Collins made noises about pressuring for better progress, in the face of a hard core within the police resistant to change:
“There are not that many of these people but unfortunately they have become very difficult to shift,” she said.
“Police middle and senior management need to be provided with the tools and the assistance to sort those matters out, because these very few people are making the work environment for the other officers difficult and they are being intransigent. That needs to be sorted.”

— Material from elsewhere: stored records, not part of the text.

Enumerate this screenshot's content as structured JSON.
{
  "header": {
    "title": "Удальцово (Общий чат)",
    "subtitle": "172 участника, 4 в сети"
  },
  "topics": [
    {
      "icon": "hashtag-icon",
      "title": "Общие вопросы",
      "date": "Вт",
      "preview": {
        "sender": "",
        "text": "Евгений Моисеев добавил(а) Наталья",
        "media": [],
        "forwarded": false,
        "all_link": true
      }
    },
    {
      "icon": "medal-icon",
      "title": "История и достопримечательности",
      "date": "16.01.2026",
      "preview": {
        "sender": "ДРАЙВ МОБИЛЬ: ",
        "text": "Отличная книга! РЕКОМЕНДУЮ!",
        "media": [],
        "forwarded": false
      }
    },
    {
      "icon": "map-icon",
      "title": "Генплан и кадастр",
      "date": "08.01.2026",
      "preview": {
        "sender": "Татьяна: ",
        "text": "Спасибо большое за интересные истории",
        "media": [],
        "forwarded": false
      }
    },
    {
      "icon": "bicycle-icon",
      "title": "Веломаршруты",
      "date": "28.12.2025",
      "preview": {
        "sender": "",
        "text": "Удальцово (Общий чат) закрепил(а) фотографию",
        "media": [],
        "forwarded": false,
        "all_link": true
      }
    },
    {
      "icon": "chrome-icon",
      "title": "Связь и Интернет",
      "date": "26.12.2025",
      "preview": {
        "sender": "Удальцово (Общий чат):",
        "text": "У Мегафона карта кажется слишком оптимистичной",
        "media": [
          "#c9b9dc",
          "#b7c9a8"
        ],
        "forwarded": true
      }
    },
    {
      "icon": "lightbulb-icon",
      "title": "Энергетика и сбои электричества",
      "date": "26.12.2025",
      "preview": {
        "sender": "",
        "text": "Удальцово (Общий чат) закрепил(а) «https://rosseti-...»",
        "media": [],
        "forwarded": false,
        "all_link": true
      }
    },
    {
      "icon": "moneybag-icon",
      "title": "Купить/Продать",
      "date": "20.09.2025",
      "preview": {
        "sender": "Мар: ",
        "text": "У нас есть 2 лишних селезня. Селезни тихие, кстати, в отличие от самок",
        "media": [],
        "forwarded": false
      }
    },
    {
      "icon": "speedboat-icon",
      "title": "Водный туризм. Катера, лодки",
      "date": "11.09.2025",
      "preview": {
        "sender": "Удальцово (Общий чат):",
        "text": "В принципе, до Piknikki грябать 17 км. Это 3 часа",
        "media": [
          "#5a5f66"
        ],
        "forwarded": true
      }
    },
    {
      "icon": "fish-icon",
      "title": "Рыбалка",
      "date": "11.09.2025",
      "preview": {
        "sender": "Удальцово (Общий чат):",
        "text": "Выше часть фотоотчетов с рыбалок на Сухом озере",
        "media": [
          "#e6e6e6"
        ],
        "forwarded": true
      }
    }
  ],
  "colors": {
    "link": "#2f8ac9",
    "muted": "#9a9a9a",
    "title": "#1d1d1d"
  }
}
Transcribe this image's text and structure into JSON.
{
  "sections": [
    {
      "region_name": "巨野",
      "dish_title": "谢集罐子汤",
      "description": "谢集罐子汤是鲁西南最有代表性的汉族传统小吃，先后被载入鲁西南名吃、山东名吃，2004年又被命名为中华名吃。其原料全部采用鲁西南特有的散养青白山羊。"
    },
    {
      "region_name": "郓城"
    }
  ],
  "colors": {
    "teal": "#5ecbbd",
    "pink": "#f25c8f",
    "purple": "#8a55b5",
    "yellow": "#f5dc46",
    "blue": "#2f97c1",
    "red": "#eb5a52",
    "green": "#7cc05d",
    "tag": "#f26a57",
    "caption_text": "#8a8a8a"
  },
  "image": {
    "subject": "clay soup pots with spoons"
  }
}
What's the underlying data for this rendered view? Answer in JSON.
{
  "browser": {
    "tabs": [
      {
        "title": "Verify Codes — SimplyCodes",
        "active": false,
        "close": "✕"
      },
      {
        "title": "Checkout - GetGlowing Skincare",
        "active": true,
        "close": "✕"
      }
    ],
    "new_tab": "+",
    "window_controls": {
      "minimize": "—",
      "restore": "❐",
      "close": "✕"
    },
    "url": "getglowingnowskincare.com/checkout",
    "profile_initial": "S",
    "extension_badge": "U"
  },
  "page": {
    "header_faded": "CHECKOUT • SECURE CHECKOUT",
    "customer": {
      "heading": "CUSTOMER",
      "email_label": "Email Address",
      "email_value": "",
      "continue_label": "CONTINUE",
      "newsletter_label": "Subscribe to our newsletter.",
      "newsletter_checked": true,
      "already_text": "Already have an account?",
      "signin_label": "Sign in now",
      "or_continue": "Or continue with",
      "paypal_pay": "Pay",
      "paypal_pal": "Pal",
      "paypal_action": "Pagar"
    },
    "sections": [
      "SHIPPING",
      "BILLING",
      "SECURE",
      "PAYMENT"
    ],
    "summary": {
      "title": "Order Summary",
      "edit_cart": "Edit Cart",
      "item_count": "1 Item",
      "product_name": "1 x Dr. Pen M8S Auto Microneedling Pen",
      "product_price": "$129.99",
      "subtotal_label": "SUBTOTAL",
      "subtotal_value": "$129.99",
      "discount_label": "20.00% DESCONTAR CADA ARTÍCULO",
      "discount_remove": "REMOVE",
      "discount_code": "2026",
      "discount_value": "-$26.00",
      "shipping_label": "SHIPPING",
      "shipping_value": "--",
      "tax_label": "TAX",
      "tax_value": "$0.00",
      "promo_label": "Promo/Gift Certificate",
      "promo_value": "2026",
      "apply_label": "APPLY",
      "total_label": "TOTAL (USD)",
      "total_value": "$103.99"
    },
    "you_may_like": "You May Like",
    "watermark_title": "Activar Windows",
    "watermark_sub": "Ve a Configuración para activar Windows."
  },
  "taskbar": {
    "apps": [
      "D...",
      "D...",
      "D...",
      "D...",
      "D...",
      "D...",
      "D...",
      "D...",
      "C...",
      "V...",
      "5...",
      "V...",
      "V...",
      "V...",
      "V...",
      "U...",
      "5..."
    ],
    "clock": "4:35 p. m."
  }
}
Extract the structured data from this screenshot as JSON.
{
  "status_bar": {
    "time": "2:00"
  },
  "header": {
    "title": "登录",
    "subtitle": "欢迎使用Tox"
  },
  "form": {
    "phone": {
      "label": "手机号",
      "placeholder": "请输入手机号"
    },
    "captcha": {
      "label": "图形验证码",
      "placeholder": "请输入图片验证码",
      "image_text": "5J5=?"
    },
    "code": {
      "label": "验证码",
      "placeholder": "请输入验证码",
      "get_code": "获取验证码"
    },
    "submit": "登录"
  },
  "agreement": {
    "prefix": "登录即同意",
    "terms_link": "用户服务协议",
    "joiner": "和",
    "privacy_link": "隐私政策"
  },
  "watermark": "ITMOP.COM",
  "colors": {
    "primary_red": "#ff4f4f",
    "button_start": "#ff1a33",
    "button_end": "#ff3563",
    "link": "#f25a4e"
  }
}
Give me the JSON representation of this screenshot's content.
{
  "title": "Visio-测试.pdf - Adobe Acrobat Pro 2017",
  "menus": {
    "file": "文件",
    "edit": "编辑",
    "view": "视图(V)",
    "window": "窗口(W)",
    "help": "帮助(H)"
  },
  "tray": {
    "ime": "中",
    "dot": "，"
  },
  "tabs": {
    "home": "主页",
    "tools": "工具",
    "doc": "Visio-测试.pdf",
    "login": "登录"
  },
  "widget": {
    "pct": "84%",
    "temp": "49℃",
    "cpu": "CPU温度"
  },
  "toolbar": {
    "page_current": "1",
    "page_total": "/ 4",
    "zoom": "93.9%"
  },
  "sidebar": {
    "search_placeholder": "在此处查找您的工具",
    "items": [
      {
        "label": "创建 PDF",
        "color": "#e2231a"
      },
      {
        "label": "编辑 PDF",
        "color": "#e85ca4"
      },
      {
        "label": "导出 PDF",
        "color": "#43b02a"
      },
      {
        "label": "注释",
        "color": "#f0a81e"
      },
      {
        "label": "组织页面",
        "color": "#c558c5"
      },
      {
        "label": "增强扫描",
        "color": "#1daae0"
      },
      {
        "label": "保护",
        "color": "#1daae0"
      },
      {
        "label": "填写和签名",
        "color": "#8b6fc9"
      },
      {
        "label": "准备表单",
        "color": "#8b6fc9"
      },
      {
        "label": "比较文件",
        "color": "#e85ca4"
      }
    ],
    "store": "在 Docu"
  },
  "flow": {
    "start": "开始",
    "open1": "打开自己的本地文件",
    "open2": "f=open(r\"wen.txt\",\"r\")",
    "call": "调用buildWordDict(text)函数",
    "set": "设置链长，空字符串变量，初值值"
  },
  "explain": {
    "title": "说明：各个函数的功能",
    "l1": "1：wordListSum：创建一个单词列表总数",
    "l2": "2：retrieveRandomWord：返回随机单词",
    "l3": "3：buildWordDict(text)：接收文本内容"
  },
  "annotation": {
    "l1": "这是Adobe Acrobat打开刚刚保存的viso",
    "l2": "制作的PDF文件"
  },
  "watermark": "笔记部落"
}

It seemed like Collins was putting pressure on the police behind the scenes. New targets were set in 2012, and Anne Tolley commended some changes:
Police would now report directly to the State Services Commission, which was “a significant step”, Police Minister Anne Tolley said.
And yet, in spite of the fact the Key, Collins and Tolley knew there were on-going issues with the culture within the police, their low key response to the Roast Buster case seems remarkably negligent.
There is clear evidence that there is a poor culture within the NZ Police in relation to sexual assault and rape, and relevant police procedure: one resistant to change.
As a result, the young women who complained to the police about Roast Busters have been been re-traumatised by the treatment they received.
What will it take to make society safer for such young women, with a police and justice system that works for and with them, and not against them?